The United Nations Convention on the Rights of the Child (UNCRC) (1989) (Aitken, 2017) and parallel trends in scholarship such as the ‘new sociology of childhood’ (Ansell, 2009) all point to rising attempts to enhance the active participation by children and youth in decisions that affect their lives. Despite international attempts to acknowledge children and youth and their place as active participants in the world, we are caught within socio-cultural trends that maintain the contradiction of children being unable to participate in discussions about the causes of their experiences of injustice in the world.
In South Africa, participation of children in decisions that affect their lives is limited and largely under-researched since 2009 (Moses, 2008). Moldonado-Torres (2016, p. 2), in his writing on decoloniality and youth-led social movements, alerted us to an obstruction in listening across generations, between youth and adults:
There is much talk in liberal societies about youth representing the future. In truth, however, this is considered the case only to the extent that youth seek to continue the same priorities and frameworks of understanding the world as the dominant voices in the current dominant generation.
There is a mismatch between where we ideologically place children and youth in our societies and the practices that obstruct our listening to them and obstruct the realisation of their self-determination and agency. And this is where adult educator-researchers have work to do in partnership with youth.
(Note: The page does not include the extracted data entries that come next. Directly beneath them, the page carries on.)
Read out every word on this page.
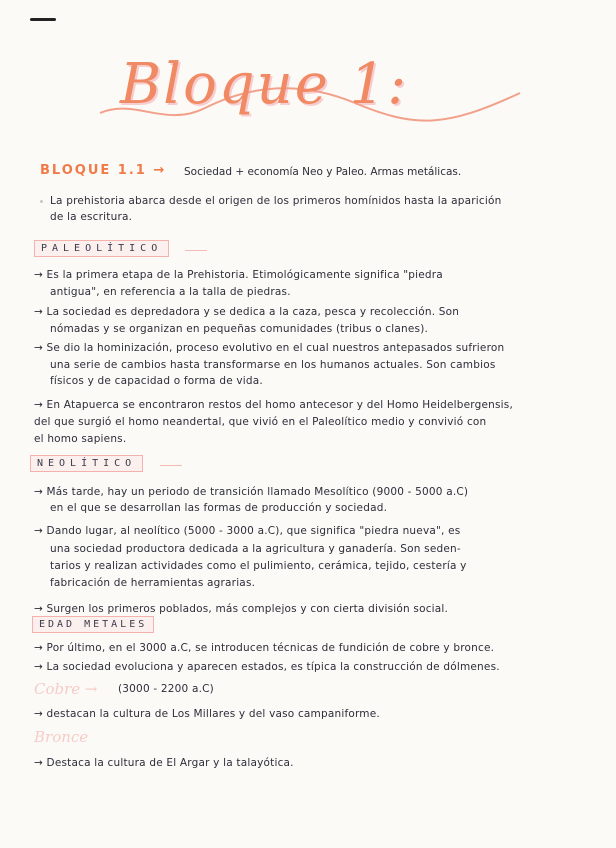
Bloque 1:
BLOQUE 1.1 → Sociedad + economía Neo y Paleo. Armas metálicas.
La prehistoria abarca desde el origen de los primeros homínidos hasta la aparición
de la escritura.
PALEOLÍTICO
→ Es la primera etapa de la Prehistoria. Etimológicamente significa "piedra
antigua", en referencia a la talla de piedras.
→ La sociedad es depredadora y se dedica a la caza, pesca y recolección. Son
nómadas y se organizan en pequeñas comunidades (tribus o clanes).
→ Se dio la hominización, proceso evolutivo en el cual nuestros antepasados sufrieron
una serie de cambios hasta transformarse en los humanos actuales. Son cambios
físicos y de capacidad o forma de vida.
→ En Atapuerca se encontraron restos del homo antecesor y del Homo Heidelbergensis,
del que surgió el homo neandertal, que vivió en el Paleolítico medio y convivió con
el homo sapiens.
NEOLÍTICO
→ Más tarde, hay un periodo de transición llamado Mesolítico (9000 - 5000 a.C)
en el que se desarrollan las formas de producción y sociedad.
→ Dando lugar, al neolítico (5000 - 3000 a.C), que significa "piedra nueva", es
una sociedad productora dedicada a la agricultura y ganadería. Son seden-
tarios y realizan actividades como el pulimiento, cerámica, tejido, cestería y
fabricación de herramientas agrarias.
→ Surgen los primeros poblados, más complejos y con cierta división social.
EDAD METALES
→ Por último, en el 3000 a.C, se introducen técnicas de fundición de cobre y bronce.
→ La sociedad evoluciona y aparecen estados, es típica la construcción de dólmenes.
Cobre → (3000 - 2200 a.C)
→ destacan la cultura de Los Millares y del vaso campaniforme.
Bronce
→ Destaca la cultura de El Argar y la talayótica.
This mismatch can be further understood through critical interrogations into the absences and assumptions relating to the category of childhood. While this category operates discursively, it has important material effects (Nxumalo and ross, 2019). Aitken (2017), a critical
children’s geographer, has pointed to the complex tensions between the various conceptualisations of children in society, such as: children are neither ignorant of, nor perfectly attuned to, nature; seldom are children living carefree lives, and yet we cannot ask them to bear all the responsibility for the future. Despite being contradictory,
conceptualisations of children and youth have a meaningful impact in terms of
subjectification in pedagogical spaces and society. Burman (2016, p. 226), in her analysis of childhood in Fanon’s writing, noted that there is general consensus that “models of children, childhoods and educational theory and practice have long been implicated in colonialism”. I understand this to mean that our common conceptions of the relationship between adults and children, played out most strongly in educational contexts, get transferred onto relationships within race and gender dimensions of essentialised difference due to authoritarian power within the social material configurations of these relations. Nxumalo and ross (2019) wrote that discourses of childhood, especially assumptions of the child as innocent, are also
products of racist ideology – they are racialised. This has the result of excluding children who do not have the quintessential experience of the child as innocent and carefree. In the world today these are largely Black children, children in the global South, or ‘children out of place’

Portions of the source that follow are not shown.